24“No one can serve two masters. Either you will hate the one and love the other, or you will be devoted to the one and despise the other. You cannot serve both God and money. (Matthew 6:24 NIV))
9But people who long to be rich fall into temptation and are trapped by many foolish and harmful desires that plunge them into ruin and destruction. 10For the love of money is the root of all kinds of evil. And some people, craving money, have wandered from the true faith and pierced themselves with many sorrows. (1 Tim. 6:9-10 NLT)
Pretty clear teaching here. There is not too much left open to “interpretation.” Yet we as church leaders take little heed of the very explicit caution in the scriptures and plow ahead thinking that this is not a temptation to which we, or the churches we lead, will succumb. In fact, the love of wealth is much more than a temptation as is made clear in Matthew – it is a force of evil.
I have a saying when it comes to the construction of new churches, “when you build the beast, you have to feed the beast.” This is not an inherent criticism of large churches or what we call Mega Churches; it is simple fact.

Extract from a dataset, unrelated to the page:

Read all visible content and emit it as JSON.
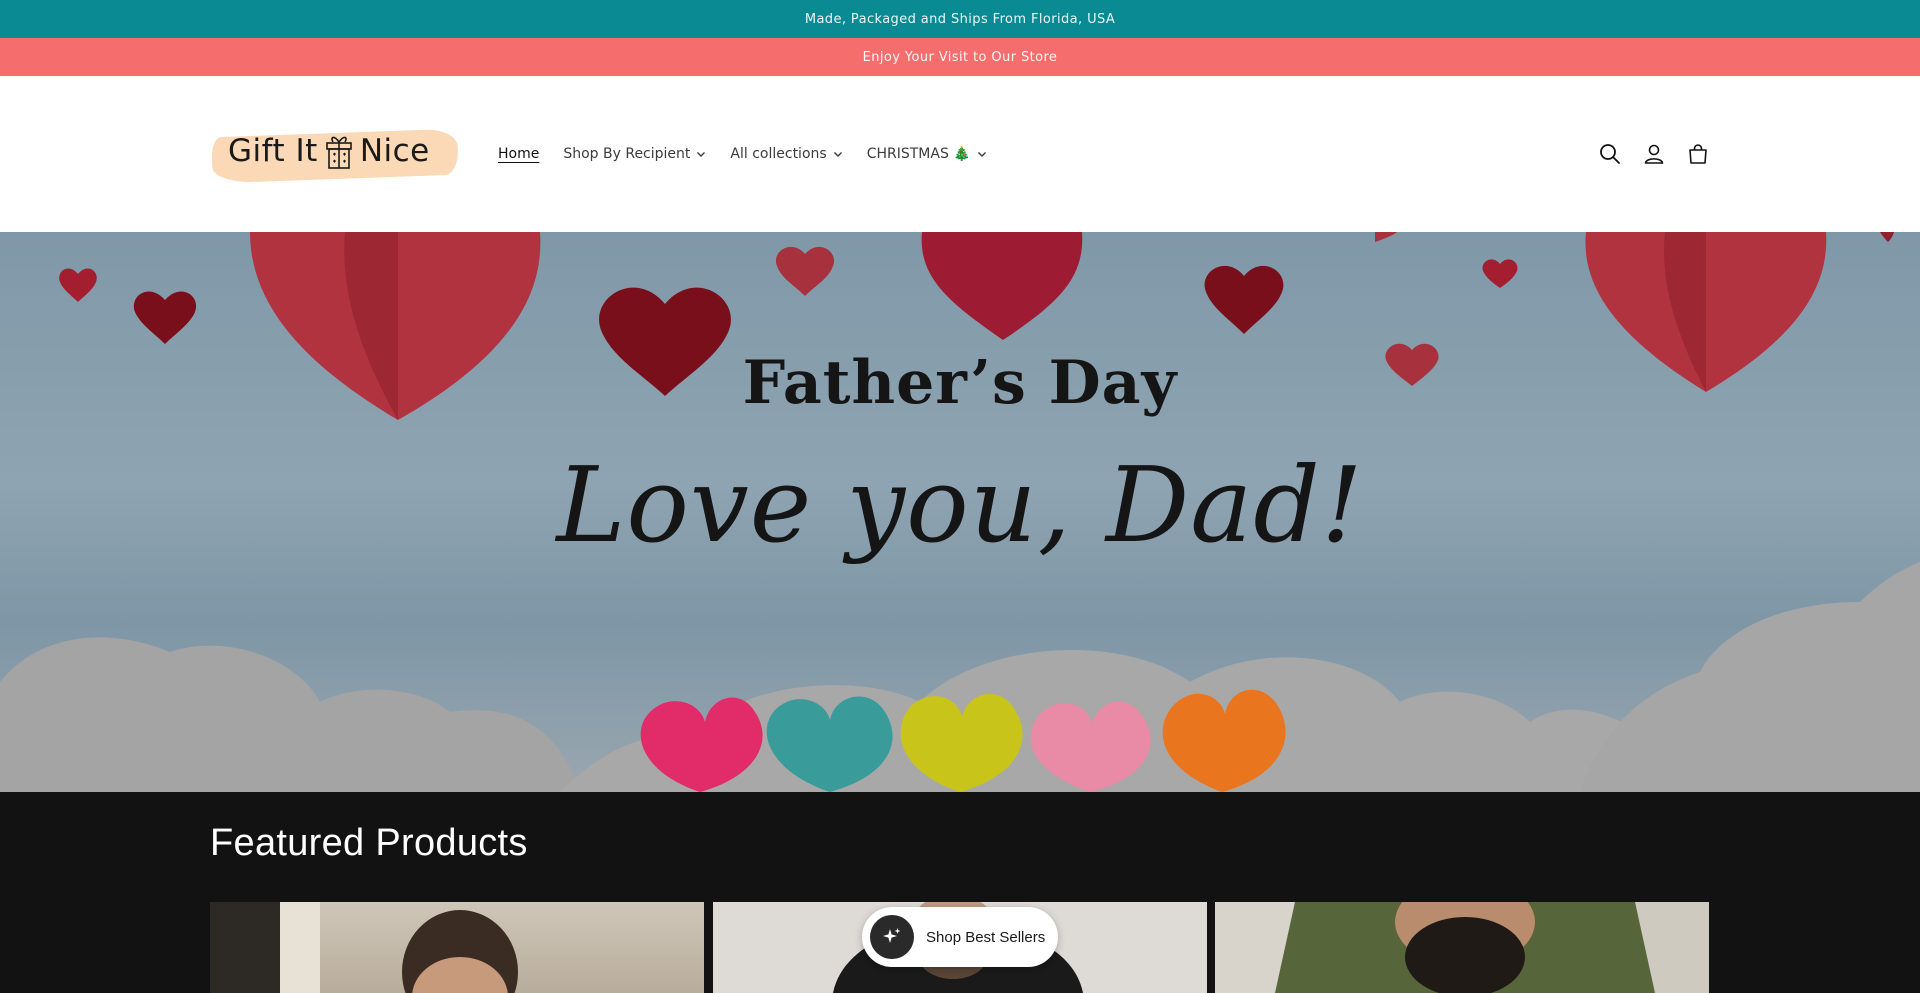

Whether a congregation is throwing $50 million into a 200,000 square foot stadium style, or 2.5 million into a 25,000 square foot “traditional,” that building is going to have to be fed water, sewer, electricity, insurance, maintenance and people to serve it – yes, I said serve it. The building must remain open and it is not long until the pressures of serving the building invade the preaching, programs, and marketing of the church. People MUST come; money MUST be made. Serving people will attract people; and people bring money and money is power in this culture. People, money and power – the unholy triumvirate of churchianity.
How true is this, however, in our personal lives? Its easy to look outside of ourselves – to churches (in which the Gospel is compromised) to schools (in which healthy, comprehensive education is compromised) and to government (in which the principles of our constitution are compromised) – but what about you? Which master do you serve? What constructs have you created that must be “fed?” House? Car? Hobby? Work? Your people? Your money? Your status? Your time? Now, what is it that you compromise in order to serve those masters? Next question… why won’t you submit and trust your Savior?